In June 1966, Dalton was asked to substitute for the Kinks' bass guitarist, Pete Quaife, who had broken his leg in a car accident. Dalton auditioned as a temporary replacement on 9 June 1966 at Carling Music, Savile Row, London. That same evening he appeared with the band on BBC Television's pop music flagship, Top of the Pops (filmed in the BBC Studios, London). His first live appearance with the Kinks was two days later at The Plaza, King's Heath, Birmingham giving him no time for rehearsals.
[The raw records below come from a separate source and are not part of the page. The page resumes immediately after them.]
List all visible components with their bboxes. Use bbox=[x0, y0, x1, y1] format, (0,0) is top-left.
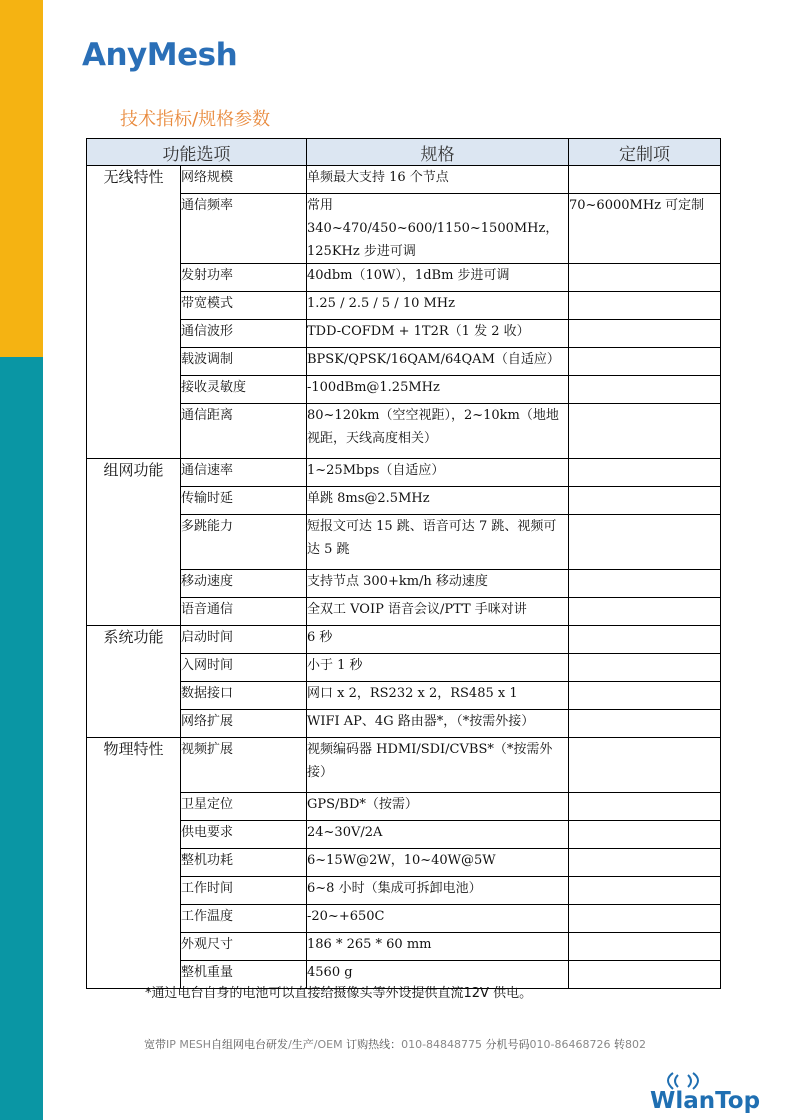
spec-cell: 186 * 265 * 60 mm bbox=[307, 933, 569, 961]
section-title: 技术指标/规格参数 bbox=[120, 109, 271, 130]
feature-cell: 入网时间 bbox=[181, 654, 307, 682]
table-row bbox=[87, 793, 721, 821]
table-header-row bbox=[87, 139, 721, 166]
table-row bbox=[87, 194, 721, 264]
custom-cell bbox=[569, 598, 721, 626]
custom-cell bbox=[569, 849, 721, 877]
left-accent-stripe-teal bbox=[0, 357, 43, 1120]
left-accent-stripe-yellow bbox=[0, 0, 43, 357]
spec-cell: 40dbm（10W），1dBm 步进可调 bbox=[307, 264, 569, 292]
spec-cell: 6~8 小时（集成可拆卸电池） bbox=[307, 877, 569, 905]
spec-cell: 单频最大支持 16 个节点 bbox=[307, 166, 569, 194]
spec-cell: 视频编码器 HDMI/SDI/CVBS*（*按需外接） bbox=[307, 738, 569, 793]
feature-cell: 通信距离 bbox=[181, 404, 307, 459]
feature-cell: 通信波形 bbox=[181, 320, 307, 348]
feature-cell: 启动时间 bbox=[181, 626, 307, 654]
spec-cell: 网口 x 2，RS232 x 2，RS485 x 1 bbox=[307, 682, 569, 710]
anymesh-logo bbox=[82, 34, 237, 76]
table-row bbox=[87, 933, 721, 961]
custom-cell bbox=[569, 320, 721, 348]
spec-cell: -100dBm@1.25MHz bbox=[307, 376, 569, 404]
spec-table bbox=[86, 138, 721, 989]
table-row bbox=[87, 821, 721, 849]
feature-cell: 数据接口 bbox=[181, 682, 307, 710]
custom-cell: 70~6000MHz 可定制 bbox=[569, 194, 721, 264]
spec-cell: 80~120km（空空视距），2~10km（地地视距，天线高度相关） bbox=[307, 404, 569, 459]
wlantop-text: WlanTop bbox=[650, 1088, 761, 1114]
feature-cell: 通信速率 bbox=[181, 459, 307, 487]
table-row bbox=[87, 404, 721, 459]
table-row bbox=[87, 877, 721, 905]
table-row bbox=[87, 348, 721, 376]
custom-cell bbox=[569, 376, 721, 404]
category-cell: 系统功能 bbox=[87, 626, 181, 738]
spec-cell: 1~25Mbps（自适应） bbox=[307, 459, 569, 487]
feature-cell: 卫星定位 bbox=[181, 793, 307, 821]
custom-cell bbox=[569, 654, 721, 682]
table-row bbox=[87, 264, 721, 292]
feature-cell: 工作时间 bbox=[181, 877, 307, 905]
table-row bbox=[87, 626, 721, 654]
spec-cell: 6 秒 bbox=[307, 626, 569, 654]
custom-cell bbox=[569, 348, 721, 376]
spec-cell: 小于 1 秒 bbox=[307, 654, 569, 682]
feature-cell: 通信频率 bbox=[181, 194, 307, 264]
page-footer: 宽带IP MESH自组网电台研发/生产/OEM 订购热线：010-84848775 分机号码010-86468726 转802 bbox=[143, 1038, 646, 1051]
category-cell: 组网功能 bbox=[87, 459, 181, 626]
table-row bbox=[87, 654, 721, 682]
spec-cell: BPSK/QPSK/16QAM/64QAM（自适应） bbox=[307, 348, 569, 376]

This was quickly followed by a tour to Norway and Spain. The first recording sessions he took part in with the Kinks were on 26 June 1966 at Pye Studios, London for "Little Miss Queen of Darkness" (although Quaife claimed he was the bassist for that track in a 2005 interview). Dalton also played bass on "Dead End Street", recorded on 28 October 1966 during an evening session (unusually, without Shel Talmy). Shortly after his accident, Quaife announced he was not returning, only to change his mind and successfully requesting to come back in November 1966, leaving Dalton to return to his day job.

Dalton replaced Quaife again in 1969, this time as the Kinks' permanent bassist. He appeared with the band on 5 April 1969 for a mimed performance on the television program "It's Dee Time". His first recording session in his second tenure with the group was in May 1969 at Pye Studio #2 ("Drivin and "Mindless Child of Motherhood"). Dalton spent most of June recording the Arthur album. He started his first American tour on 17 October at the Fillmore East, New York City. The tour lasted nine weeks and included such venues as The Whisky A Go Go in Los Angeles and Fillmore West in San Francisco. He continued to play with the Kinks throughout the remainder of 1969 and into the 1970s and appeared playing bass on such notable songs as "Victoria", "Lola", "Apeman", "Celluloid Heroes", and "Supersonic Rocket Ship".

On 8 November 1976, Dalton left the Kinks, after spending most of the summer of 1976 rehearsing and recording Sleepwalker. His replacement was former Blodwyn Pig bass player Andy Pyle.

===After the Kinks (1979– )===
Dalton is still active in the music industry. He has been frontman and bass player with the Kast Off Kinks which has also featured Mick Avory, (the original Kinks drummer), John Gosling (former Kinks keyboard player), and vocalist/guitarist Dave Clarke (former Tim Rose sidesman). He and Gosling retired from the Kast Off Kinks in 2008, to be replaced by the bassist and keyboard player who replaced them in the Kinks – Jim Rodford and Ian Gibbons. But Dalton does still play with the band (Rodford died on 20 January 2018).

From 2003 until May 2008 Dalton also performed with the rock and roll band 5% Volume, alongside Kevin Leak (ex Seminar), Wol Webster (ex Blues Brothers, Eddie Floyd, Jess Conrad) and Tony 'Bones' Pallett (son of Joe Pallett the original Danny King).